Source United Nations

NEW YORK, U.S.-UN agency chiefs issued a call on Monday for global action to balance and optimize the health of people, animals and the environment, as part of a new “One Health” approach.

The heads of the Food and Agriculture Organization (FAO), the UN Environment Programme (UNEP), the World Health Organization (WHO) and the UN-backed World Organisation for Animal Health (WOAH) have come together in the face of multiple global emergencies - from COVID-19 to Ebola - continued threats of disease spillover between animals and humans, loss of biodiversity and climate change.

In a statement, WHO chief Tedros Adhanom Ghebreyesus, FAO chief QU Dongyu, UNEP Executive Director Inger Andersen, and WOHA’s head, Monique Eloit, stressed the need to prioritize “One Health” approaches, to invest in building workforces with cross-sectoral skills, and to prevent health threats at the source, with close attention paid to zoonotic diseases.

A guide on how to best implement these approaches will be published later this year.

Call to action

Stressing the need for enhanced collaboration and commitment to translate the One Health approach into policy action in all countries, the Quadripartite leaders urge all countries and key stakeholders to embrace seven priorities for action:

1. Prioritize One Health in terms of the international political agenda, making it a guiding principle in global mechanisms; including the new global pandemic accord being negotiated now.

2. Strengthen national One Health policies, strategies and plans, costs and prioritised in line with the Quadripartite One Health Joint Plan of Action (OH JPA).

3. Accelerate the implementation of One Health plans, including supporting national One Health development agendas.

4. Build intersectoral One Health workforces that have the skills, capacities and capabilities to prevent, detect, control, and respond to health threats in a timely and effective way.

5. Strengthen and sustain prevention of pandemics and health threats at source, targeting activities and places that increase the risk of zoonotic spillover between animals to humans.

6. Encourage and strengthen One Health scientific knowledge and evidence creation and exchange, research and development, technology transfer and sharing new tools and data.

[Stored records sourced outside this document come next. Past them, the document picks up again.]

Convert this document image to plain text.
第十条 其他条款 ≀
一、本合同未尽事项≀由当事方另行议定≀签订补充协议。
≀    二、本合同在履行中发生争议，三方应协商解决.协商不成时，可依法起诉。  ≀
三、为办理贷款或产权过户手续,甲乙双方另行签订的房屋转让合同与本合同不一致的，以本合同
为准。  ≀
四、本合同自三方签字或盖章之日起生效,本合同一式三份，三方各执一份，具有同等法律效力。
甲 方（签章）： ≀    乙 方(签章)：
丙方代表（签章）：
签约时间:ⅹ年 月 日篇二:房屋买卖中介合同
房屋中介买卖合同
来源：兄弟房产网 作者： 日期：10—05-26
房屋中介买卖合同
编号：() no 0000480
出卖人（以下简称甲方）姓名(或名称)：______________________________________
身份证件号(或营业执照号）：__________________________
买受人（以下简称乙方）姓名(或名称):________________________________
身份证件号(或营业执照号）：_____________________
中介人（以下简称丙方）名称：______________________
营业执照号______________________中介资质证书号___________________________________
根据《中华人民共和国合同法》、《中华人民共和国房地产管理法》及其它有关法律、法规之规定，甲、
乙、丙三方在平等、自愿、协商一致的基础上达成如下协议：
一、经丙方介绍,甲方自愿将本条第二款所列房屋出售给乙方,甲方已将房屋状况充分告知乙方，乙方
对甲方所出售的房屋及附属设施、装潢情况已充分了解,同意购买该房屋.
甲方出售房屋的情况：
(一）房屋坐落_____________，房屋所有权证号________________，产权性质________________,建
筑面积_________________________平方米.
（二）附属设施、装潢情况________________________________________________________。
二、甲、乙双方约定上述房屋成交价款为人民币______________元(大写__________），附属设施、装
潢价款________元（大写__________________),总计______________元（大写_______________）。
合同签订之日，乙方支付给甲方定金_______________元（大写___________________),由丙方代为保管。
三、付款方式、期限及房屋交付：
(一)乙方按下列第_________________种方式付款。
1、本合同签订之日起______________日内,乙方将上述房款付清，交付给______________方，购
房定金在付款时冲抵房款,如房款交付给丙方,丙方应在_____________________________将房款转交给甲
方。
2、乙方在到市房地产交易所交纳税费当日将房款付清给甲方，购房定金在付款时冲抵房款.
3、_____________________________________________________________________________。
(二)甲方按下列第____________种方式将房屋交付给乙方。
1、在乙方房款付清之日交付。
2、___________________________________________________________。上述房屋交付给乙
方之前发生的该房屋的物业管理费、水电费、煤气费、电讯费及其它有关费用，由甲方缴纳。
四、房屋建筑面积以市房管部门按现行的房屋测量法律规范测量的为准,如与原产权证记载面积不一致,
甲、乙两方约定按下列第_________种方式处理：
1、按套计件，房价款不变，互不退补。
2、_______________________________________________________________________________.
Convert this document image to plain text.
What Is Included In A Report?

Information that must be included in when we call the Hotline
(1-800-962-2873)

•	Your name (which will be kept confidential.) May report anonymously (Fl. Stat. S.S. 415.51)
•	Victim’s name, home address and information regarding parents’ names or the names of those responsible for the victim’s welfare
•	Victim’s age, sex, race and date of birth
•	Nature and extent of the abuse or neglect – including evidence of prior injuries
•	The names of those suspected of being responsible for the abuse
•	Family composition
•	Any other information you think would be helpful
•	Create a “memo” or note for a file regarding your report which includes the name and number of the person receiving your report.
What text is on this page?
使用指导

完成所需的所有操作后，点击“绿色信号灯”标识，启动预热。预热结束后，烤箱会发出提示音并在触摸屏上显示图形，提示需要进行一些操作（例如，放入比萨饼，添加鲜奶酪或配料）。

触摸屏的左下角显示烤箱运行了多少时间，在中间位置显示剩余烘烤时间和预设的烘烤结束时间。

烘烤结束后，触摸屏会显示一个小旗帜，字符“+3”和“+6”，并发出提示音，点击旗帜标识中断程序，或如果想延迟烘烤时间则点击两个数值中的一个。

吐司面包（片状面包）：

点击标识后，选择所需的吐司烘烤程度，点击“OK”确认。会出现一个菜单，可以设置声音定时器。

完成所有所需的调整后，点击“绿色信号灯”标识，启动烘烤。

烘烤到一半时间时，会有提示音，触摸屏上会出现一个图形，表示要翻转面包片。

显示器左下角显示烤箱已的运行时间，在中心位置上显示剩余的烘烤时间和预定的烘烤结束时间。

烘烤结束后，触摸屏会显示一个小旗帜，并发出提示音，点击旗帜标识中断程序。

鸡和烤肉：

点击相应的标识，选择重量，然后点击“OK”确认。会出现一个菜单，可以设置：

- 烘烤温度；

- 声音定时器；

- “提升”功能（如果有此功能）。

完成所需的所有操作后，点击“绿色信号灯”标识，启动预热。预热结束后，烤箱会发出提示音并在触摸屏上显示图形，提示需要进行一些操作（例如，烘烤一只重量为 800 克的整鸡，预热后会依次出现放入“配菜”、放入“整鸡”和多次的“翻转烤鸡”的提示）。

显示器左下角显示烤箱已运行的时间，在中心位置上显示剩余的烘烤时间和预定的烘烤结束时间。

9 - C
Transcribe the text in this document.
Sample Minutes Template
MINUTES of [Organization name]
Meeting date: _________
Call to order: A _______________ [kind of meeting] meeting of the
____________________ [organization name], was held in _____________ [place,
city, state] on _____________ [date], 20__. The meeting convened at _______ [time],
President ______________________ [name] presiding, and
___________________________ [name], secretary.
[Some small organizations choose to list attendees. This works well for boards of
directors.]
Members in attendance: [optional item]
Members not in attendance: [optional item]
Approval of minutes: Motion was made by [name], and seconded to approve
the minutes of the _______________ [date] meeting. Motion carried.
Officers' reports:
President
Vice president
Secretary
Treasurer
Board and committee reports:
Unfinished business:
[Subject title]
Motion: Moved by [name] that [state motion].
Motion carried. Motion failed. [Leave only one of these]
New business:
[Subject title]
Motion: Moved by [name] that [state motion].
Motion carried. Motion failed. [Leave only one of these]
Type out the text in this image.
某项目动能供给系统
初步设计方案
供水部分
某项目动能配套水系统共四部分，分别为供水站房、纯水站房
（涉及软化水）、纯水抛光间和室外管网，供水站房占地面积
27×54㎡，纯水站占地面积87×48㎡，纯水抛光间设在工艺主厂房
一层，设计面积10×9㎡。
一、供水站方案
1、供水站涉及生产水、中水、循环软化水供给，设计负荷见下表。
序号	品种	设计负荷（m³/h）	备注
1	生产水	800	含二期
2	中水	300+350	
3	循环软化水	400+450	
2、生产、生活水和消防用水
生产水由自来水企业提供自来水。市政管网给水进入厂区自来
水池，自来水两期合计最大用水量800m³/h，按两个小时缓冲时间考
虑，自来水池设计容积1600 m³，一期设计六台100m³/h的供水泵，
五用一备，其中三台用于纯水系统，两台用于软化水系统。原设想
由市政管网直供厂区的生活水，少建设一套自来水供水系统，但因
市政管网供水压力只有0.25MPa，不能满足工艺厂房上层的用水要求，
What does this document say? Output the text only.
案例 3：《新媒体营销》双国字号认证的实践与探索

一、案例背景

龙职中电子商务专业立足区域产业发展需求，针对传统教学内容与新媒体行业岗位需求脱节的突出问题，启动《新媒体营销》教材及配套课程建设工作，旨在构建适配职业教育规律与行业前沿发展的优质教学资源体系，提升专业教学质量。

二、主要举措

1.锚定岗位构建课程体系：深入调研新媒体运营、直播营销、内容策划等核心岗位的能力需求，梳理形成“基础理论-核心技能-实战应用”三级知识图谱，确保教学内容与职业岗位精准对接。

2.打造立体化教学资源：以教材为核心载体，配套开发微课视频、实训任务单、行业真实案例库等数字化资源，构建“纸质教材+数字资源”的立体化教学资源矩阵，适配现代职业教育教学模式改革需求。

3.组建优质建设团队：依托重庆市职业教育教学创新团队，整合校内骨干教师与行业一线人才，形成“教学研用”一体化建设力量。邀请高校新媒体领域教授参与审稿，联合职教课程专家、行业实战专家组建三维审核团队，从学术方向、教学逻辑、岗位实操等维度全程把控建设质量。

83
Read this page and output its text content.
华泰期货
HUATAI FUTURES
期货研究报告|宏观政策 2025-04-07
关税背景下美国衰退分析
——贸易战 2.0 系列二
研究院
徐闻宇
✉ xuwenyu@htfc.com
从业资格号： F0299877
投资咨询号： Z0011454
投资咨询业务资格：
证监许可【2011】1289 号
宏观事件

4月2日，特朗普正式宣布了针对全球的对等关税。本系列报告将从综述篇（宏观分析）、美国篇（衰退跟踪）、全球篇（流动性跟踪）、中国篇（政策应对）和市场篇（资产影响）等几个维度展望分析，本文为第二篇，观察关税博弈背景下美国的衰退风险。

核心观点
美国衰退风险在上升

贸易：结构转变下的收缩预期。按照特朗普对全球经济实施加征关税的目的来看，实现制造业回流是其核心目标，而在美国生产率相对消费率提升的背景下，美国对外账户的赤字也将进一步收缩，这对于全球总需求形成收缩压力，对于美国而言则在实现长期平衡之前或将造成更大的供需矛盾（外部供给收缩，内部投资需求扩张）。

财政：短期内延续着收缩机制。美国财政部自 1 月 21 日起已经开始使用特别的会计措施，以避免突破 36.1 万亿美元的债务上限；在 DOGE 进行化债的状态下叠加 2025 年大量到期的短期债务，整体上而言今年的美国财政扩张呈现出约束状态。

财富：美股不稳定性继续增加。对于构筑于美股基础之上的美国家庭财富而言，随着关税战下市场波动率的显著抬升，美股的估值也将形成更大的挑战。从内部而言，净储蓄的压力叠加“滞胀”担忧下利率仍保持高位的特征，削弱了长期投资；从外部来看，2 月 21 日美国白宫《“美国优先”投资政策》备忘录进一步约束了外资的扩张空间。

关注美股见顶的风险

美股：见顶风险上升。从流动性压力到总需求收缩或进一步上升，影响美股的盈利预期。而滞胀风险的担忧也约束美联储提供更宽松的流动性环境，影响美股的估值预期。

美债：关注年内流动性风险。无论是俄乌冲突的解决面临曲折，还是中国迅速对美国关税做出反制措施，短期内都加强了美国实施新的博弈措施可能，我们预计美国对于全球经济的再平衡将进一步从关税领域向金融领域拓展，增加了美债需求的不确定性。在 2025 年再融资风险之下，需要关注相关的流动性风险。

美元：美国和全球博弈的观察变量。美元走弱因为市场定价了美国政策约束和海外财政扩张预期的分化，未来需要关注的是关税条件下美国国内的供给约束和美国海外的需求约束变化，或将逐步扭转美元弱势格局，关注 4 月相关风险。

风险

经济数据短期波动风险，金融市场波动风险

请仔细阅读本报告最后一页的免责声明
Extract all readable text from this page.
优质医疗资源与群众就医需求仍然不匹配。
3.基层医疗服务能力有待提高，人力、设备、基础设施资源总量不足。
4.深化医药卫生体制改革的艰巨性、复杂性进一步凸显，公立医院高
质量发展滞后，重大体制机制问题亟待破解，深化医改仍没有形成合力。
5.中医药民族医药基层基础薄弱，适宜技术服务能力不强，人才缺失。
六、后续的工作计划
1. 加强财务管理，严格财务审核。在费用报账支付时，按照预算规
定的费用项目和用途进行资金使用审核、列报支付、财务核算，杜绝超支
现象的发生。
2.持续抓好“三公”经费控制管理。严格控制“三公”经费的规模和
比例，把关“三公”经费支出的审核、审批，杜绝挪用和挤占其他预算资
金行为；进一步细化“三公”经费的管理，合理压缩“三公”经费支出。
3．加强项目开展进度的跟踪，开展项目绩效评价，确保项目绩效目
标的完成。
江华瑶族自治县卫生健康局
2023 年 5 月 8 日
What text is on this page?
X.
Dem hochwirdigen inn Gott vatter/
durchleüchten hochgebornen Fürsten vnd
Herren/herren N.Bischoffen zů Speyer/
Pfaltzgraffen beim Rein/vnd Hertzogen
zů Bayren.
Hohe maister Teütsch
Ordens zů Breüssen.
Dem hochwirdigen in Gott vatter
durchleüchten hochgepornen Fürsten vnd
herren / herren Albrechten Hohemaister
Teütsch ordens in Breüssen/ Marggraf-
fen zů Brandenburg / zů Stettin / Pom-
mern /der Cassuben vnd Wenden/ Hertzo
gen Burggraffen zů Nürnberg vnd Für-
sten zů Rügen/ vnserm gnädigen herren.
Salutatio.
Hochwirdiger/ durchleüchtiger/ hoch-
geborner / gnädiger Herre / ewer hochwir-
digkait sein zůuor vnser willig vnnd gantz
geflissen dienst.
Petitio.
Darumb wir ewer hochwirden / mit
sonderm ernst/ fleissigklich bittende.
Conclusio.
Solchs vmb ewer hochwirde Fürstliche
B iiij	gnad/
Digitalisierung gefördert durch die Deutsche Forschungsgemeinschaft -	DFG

7. Increase investment and financing of One Health strategies and plans ensuring scaled up implementation at all levels, including funding for prevention of health threats at source.

“To build one healthier planet we need urgent action to galvanize vital political commitments, greater investment and multisectoral collaboration at every level”, the agency chiefs said.

The Quadripartite has been playing a central role in promoting and coordinating a global One Health approach, in line with the OHJPA which was launched in October last year.